Supplement dated May 28, 1996 to
Prospectus dated March 1, 1996
HOW THE FUND INVESTS
INVESTMENT OBJECTIVE AND POLICIES
The Board of Directors of the Fund has approved modifications to the Fund's
investment policies and restrictions. These changes will be submitted to
shareholders for their approval at a special meeting scheduled to be held on or
about October 8, 1996. The changes to the Fund's investment policies and
restrictions are summarized below.
A number of the Fund's investment policies and restrictions are proposed to
be eliminated or modified which would permit the Fund, among other things, (1)
to purchase non-fixed-income equity securities; (2) to purchase debt and equity
securities of financially troubled and operationally troubled issuers (commonly
referred to as ``distressed securities''); (3) to purchase and sell put and call
options on securities and financial indices for hedging and return enhancement
purposes; (4) to purchase and sell financial futures contracts and options
thereon traded on a commodities exchange or board of trade for certain hedging,
return enhancement and risk management purposes; (5) to invest in bank debt,
including loan interests representing obligations of U.S. companies or their
affiliates undertaken to finance a capital restructuring or in connection with
recapitalizations, acquisitions, leveraged buy-outs, refinancings or other
financially leveraged transactions (i.e., loan participations); and (6) to
invest in securities of other investment companies.
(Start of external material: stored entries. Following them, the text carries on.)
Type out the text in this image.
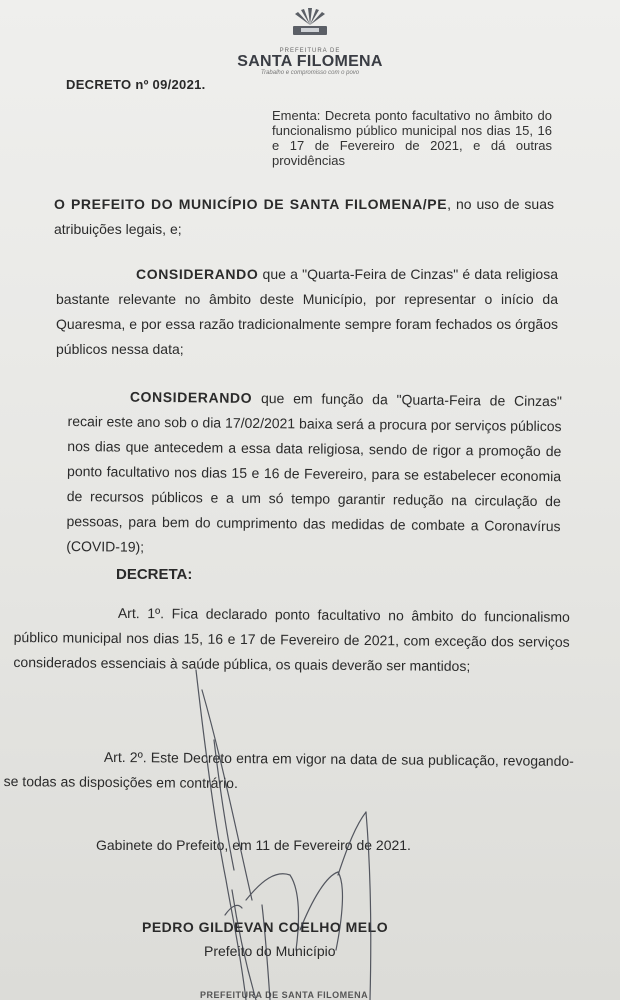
PREFEITURA DE
SANTA FILOMENA
Trabalho e compromisso com o povo
DECRETO nº 09/2021.
Ementa: Decreta ponto facultativo no âmbito do funcionalismo público municipal nos dias 15, 16 e 17 de Fevereiro de 2021, e dá outras providências
O PREFEITO DO MUNICÍPIO DE SANTA FILOMENA/PE, no uso de suas atribuições legais, e;
CONSIDERANDO que a "Quarta-Feira de Cinzas" é data religiosa bastante relevante no âmbito deste Município, por representar o início da Quaresma, e por essa razão tradicionalmente sempre foram fechados os órgãos públicos nessa data;
CONSIDERANDO que em função da "Quarta-Feira de Cinzas" recair este ano sob o dia 17/02/2021 baixa será a procura por serviços públicos nos dias que antecedem a essa data religiosa, sendo de rigor a promoção de ponto facultativo nos dias 15 e 16 de Fevereiro, para se estabelecer economia de recursos públicos e a um só tempo garantir redução na circulação de pessoas, para bem do cumprimento das medidas de combate a Coronavírus (COVID-19);
DECRETA:
Art. 1º. Fica declarado ponto facultativo no âmbito do funcionalismo público municipal nos dias 15, 16 e 17 de Fevereiro de 2021, com exceção dos serviços considerados essenciais à saúde pública, os quais deverão ser mantidos;
Art. 2º. Este Decreto entra em vigor na data de sua publicação, revogando-se todas as disposições em contrário.
Gabinete do Prefeito, em 11 de Fevereiro de 2021.
PEDRO GILDEVAN COELHO MELO
Prefeito do Município
PREFEITURA DE SANTA FILOMENA
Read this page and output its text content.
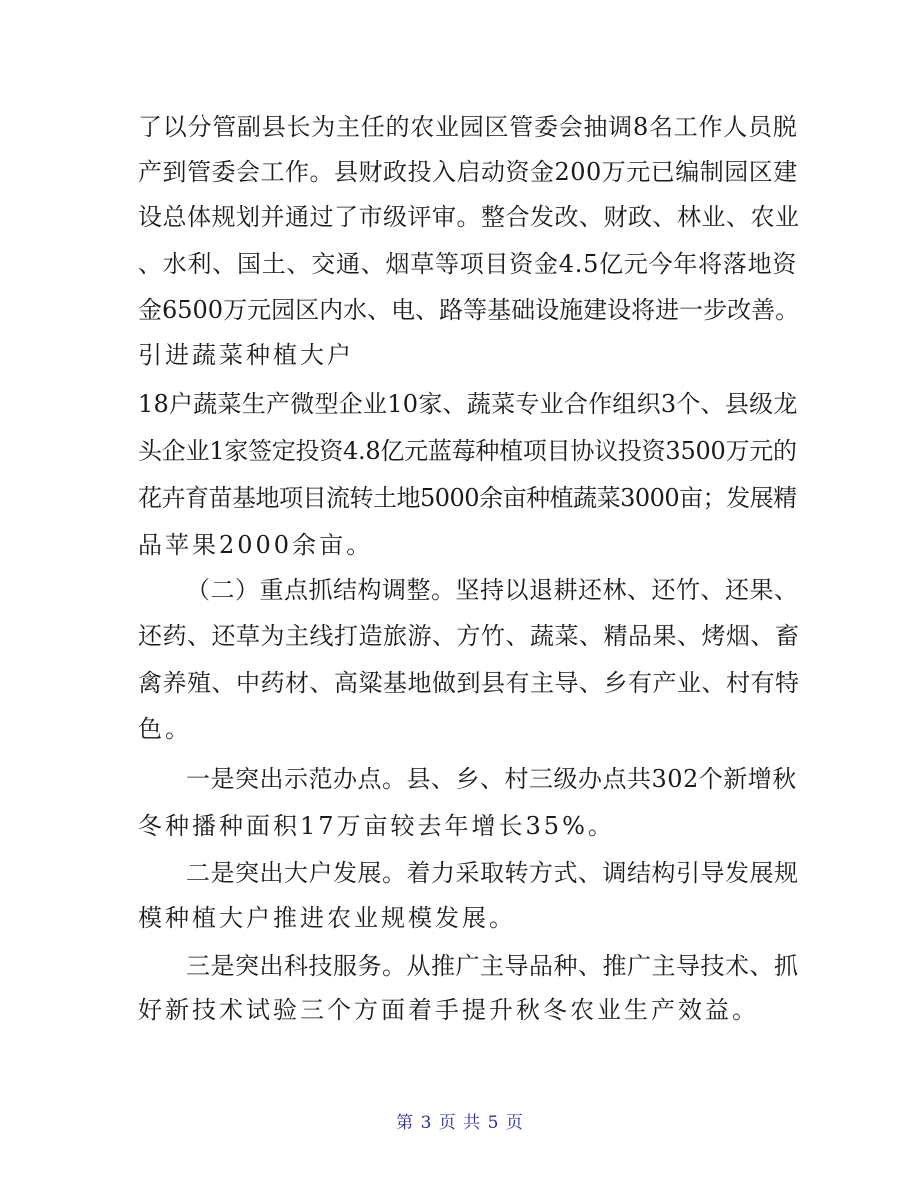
了以分管副县长为主任的农业园区管委会抽调8名工作人员脱
产到管委会工作。县财政投入启动资金200万元已编制园区建
设总体规划并通过了市级评审。整合发改、财政、林业、农业
、水利、国土、交通、烟草等项目资金4.5亿元今年将落地资
金6500万元园区内水、电、路等基础设施建设将进一步改善。
引进蔬菜种植大户
18户蔬菜生产微型企业10家、蔬菜专业合作组织3个、县级龙
头企业1家签定投资4.8亿元蓝莓种植项目协议投资3500万元的
花卉育苗基地项目流转土地5000余亩种植蔬菜3000亩；发展精
品苹果2000余亩。
（二）重点抓结构调整。坚持以退耕还林、还竹、还果、
还药、还草为主线打造旅游、方竹、蔬菜、精品果、烤烟、畜
禽养殖、中药材、高粱基地做到县有主导、乡有产业、村有特
色。
一是突出示范办点。县、乡、村三级办点共302个新增秋
冬种播种面积17万亩较去年增长35%。
二是突出大户发展。着力采取转方式、调结构引导发展规
模种植大户推进农业规模发展。
三是突出科技服务。从推广主导品种、推广主导技术、抓
好新技术试验三个方面着手提升秋冬农业生产效益。
第 3 页 共 5 页
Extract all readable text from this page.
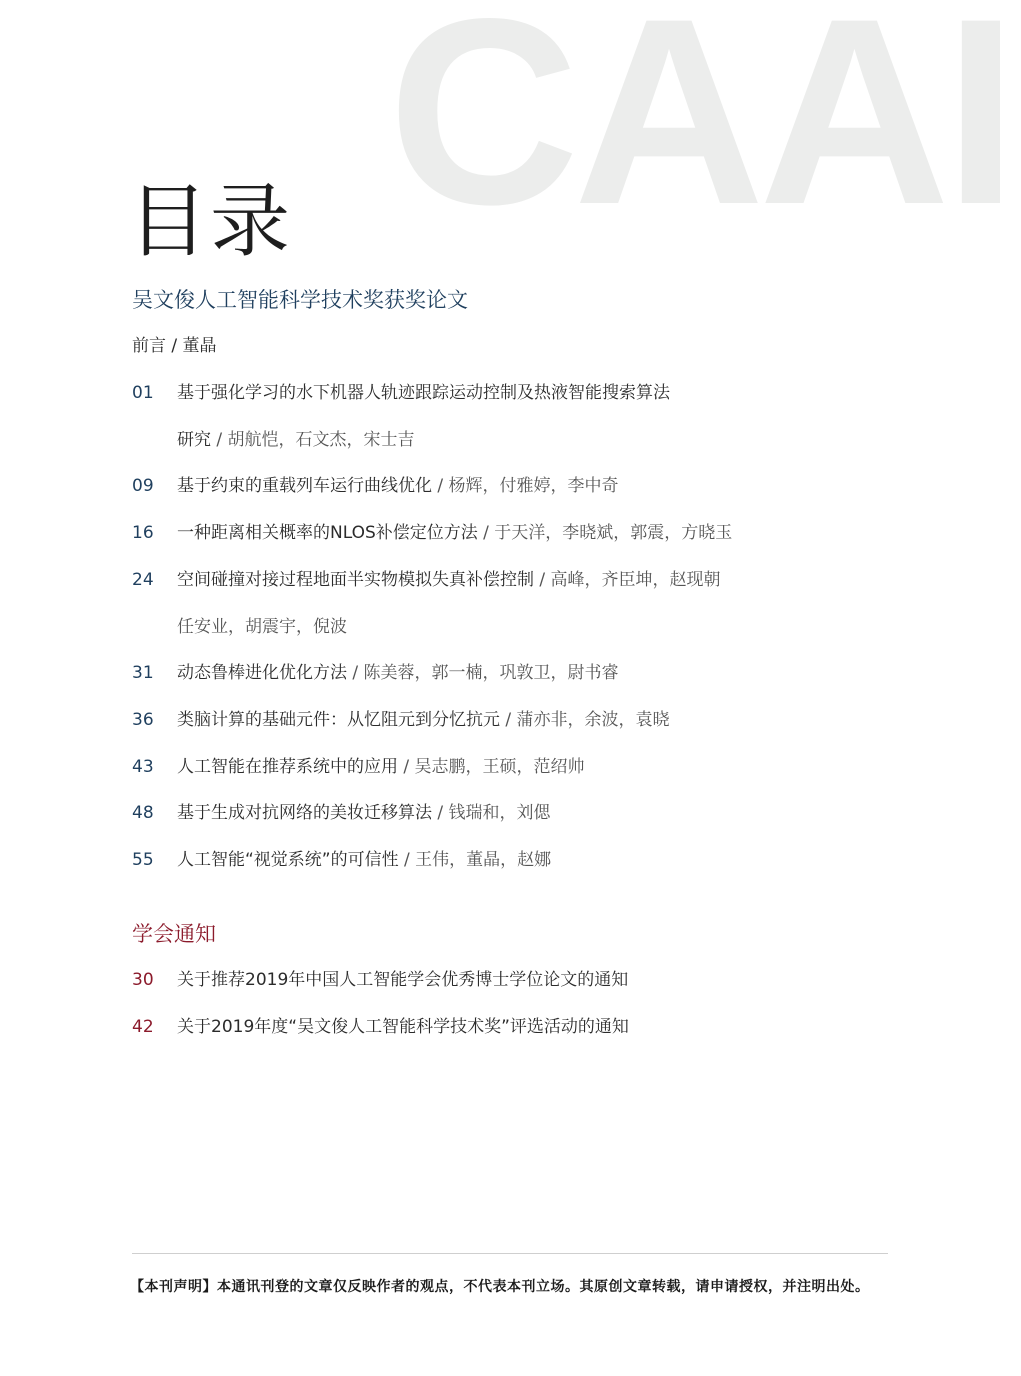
CAAI
目录
吴文俊人工智能科学技术奖获奖论文
前言 / 董晶
01 基于强化学习的水下机器人轨迹跟踪运动控制及热液智能搜索算法
研究 / 胡航恺，石文杰，宋士吉
09 基于约束的重载列车运行曲线优化 / 杨辉，付雅婷，李中奇
16 一种距离相关概率的NLOS补偿定位方法 / 于天洋，李晓斌，郭震，方晓玉
24 空间碰撞对接过程地面半实物模拟失真补偿控制 / 高峰，齐臣坤，赵现朝
任安业，胡震宇，倪波
31 动态鲁棒进化优化方法 / 陈美蓉，郭一楠，巩敦卫，尉书睿
36 类脑计算的基础元件：从忆阻元到分忆抗元 / 蒲亦非，余波，袁晓
43 人工智能在推荐系统中的应用 / 吴志鹏，王硕，范绍帅
48 基于生成对抗网络的美妆迁移算法 / 钱瑞和，刘偲
55 人工智能“视觉系统”的可信性 / 王伟，董晶，赵娜
学会通知
30 关于推荐2019年中国人工智能学会优秀博士学位论文的通知
42 关于2019年度“吴文俊人工智能科学技术奖”评选活动的通知
【本刊声明】本通讯刊登的文章仅反映作者的观点，不代表本刊立场。其原创文章转载，请申请授权，并注明出处。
If approved by shareholders, these changes will not take effect until the
Fund issues a new prospectus for the Fund (or a supplement thereto).
Distressed securities are subject to greater credit and market risks and
price volatility than the securities in which the Fund generally invests.
Shareholders will be asked to approve a fundamental policy (i.e., a policy that
may only be changed by a vote of shareholders) which will limit the Fund's
ability to invest in distressed securities (in combination with other
non-fixed-income equity securities) to no more than 10% of its total assets. If
this fundamental policy is approved by shareholders, the Fund will limit its
investment in such securities to no more than 5% of its total assets in
accordance with a non-fundamental policy adopted by the Board of Directors.